20150326

A clara escuridão

"[...] É o que eu faço quando o sono se recusa a vir. Deixo-me ficar deitado na cama e conto-me histórias.[...]"

Paul Auster (in: Homem na Escuridão, traduzido nas edições Asa, p.8), apelidado de mestre do "surrealismo real", conduz-nos assim para uma história de transposição dos locais de guerras reais para ficcionais, aquelas que moram dentro da consciência coletiva.
E é esse real que nos afronta e persegue há vários anos mergulhando-nos num hiperrealismo de contabilidades e défices de que pouco como cidadãos comuns entendemos. Dizem-nos que é economia de mercado (há quem lhe chame guerra); parece que de repente tudo se apagou: ficamos numa escuridão devastadora. De nada mais podemos saber como se mais nada exista para além da luz que 'ilumina' a ribalta do défice...
Por mim o verdadeiro défice está em tudo aquilo que não nos é dado a conhecer, nas histórias que podíamos criar e não nos são permitidas 'escrever'; por nada mais sobrar para além do tempo ocupado pelo lixo com que nos atulham os sentidos... Parecemos meros espetadores, fantoches nas mãos de comediantes stand up que nos manipulam os sorrisos para a brejeirice. E rimos para sermos socialmente aceites na caderneta de cromos que fazem parte destes tempos sem tempo dado à reflexão. E refletir para quê se não o sabemos escrever e, então, podermos olhar para uma parte da forma dos nossos pensamentos.

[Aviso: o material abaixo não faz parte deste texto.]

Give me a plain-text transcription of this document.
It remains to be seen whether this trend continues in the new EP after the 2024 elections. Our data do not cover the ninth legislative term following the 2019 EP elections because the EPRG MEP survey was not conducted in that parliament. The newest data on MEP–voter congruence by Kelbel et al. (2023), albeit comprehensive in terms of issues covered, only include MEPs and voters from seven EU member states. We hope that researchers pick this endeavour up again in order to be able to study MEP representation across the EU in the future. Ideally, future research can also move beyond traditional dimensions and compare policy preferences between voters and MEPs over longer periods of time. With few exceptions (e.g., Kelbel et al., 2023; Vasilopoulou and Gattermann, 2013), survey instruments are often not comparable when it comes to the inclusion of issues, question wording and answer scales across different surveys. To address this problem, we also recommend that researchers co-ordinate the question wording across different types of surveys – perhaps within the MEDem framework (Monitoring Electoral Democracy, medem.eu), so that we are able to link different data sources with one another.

Também pela mão de uma "Morte sem mestre" ficamos a saber que:
"A escrita afasta concretamente o mundo. Não é o melhor método, mas é um. Os outros requerem uma energia espiritual que suspeita do próprio uso da escrita [...]"
(Herberto Helder, in: Photomaton & Vox)

Até onde, nos dias que nos dão a conhecer, seremos capazes de intercetar nos outros as nossas interpretações sobre a escuridão de ser.